On Behalf of | Apr 20, 2016 | White Collar Crimes

Texas’ agriculture commissioner Sid Miller is currently under investigation for allegedly misusing taxpayer money. No charges regarding the white collar crime have been filed yet, but it is possible that the investigation will eventually yield criminal repercussions. Currently, the investigation is following suspicions that he abused his official capacity.

Miller not only serves as the agriculture commissioner but also works as a calf-roper in rodeos. Officials claim that he used at least $1,000 of tax payer money to travel to another state in order to receive an injection of an anti-inflammatory that is only available from one doctor in the United States. The shot has been dubbed “the Jesus shot” for its supposed effectiveness at treating chronic pain.

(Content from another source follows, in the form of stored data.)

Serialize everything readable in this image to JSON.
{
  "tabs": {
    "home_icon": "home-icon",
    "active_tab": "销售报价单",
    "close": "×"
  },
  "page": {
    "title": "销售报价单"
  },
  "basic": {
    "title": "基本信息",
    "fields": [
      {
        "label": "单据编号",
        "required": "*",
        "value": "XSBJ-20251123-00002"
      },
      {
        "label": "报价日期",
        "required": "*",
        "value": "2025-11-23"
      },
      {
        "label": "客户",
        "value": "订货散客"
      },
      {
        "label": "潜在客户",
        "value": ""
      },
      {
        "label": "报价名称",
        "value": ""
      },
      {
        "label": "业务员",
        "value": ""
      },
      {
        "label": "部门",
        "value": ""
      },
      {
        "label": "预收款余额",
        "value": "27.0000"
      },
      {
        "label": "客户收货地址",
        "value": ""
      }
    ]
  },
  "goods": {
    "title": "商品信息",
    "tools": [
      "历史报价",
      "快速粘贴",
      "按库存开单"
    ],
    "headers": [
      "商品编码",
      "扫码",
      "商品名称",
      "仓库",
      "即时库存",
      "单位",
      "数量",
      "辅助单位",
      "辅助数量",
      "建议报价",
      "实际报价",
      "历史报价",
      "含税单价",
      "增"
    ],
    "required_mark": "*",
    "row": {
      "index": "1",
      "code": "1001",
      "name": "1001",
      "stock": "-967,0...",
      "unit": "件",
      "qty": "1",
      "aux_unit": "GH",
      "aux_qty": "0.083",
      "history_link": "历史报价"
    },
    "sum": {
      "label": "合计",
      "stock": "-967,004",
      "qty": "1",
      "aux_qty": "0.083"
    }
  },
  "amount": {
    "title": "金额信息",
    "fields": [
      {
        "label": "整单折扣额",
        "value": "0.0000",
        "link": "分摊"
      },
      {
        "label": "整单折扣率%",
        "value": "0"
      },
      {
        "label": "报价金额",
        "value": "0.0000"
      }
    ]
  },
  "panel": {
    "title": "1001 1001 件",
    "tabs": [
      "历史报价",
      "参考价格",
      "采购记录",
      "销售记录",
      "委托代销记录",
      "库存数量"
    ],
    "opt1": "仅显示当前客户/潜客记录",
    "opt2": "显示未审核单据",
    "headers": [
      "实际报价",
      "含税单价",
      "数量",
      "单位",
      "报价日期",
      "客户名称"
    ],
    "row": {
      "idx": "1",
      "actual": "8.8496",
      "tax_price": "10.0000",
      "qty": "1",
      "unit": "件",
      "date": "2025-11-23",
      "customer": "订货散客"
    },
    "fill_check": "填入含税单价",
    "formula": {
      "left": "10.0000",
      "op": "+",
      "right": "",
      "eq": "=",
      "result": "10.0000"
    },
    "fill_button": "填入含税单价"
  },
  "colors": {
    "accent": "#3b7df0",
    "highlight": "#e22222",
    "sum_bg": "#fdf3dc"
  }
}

A report in the newspaper brought Miller’s out-of-state trip public and an advocacy group followed up by filing a complaint against him. He reimbursed the state following the complaint. However, it is still not clear if he actually received the injection during that trip, and Miller has refused to comment on the matter. A representative for the commissioner stated that the investigation is not necessary and is indeed an overreaction to what he claims is an otherwise simple complaint that has already been addressed and handled appropriately.

Being the subject of an ongoing criminal investigation can be quite unnerving. Some individuals in Texas might postpone seeking appropriate legal assistance out of fear that doing so will make them appear guilty of committing a crime. Whether being investigated for a white collar crime, drug possession or any number of allegations, each and every individual accused or suspected of violating the law is still presumed innocent with full access to their rights during the course of the investigation and any subsequent criminal proceedings.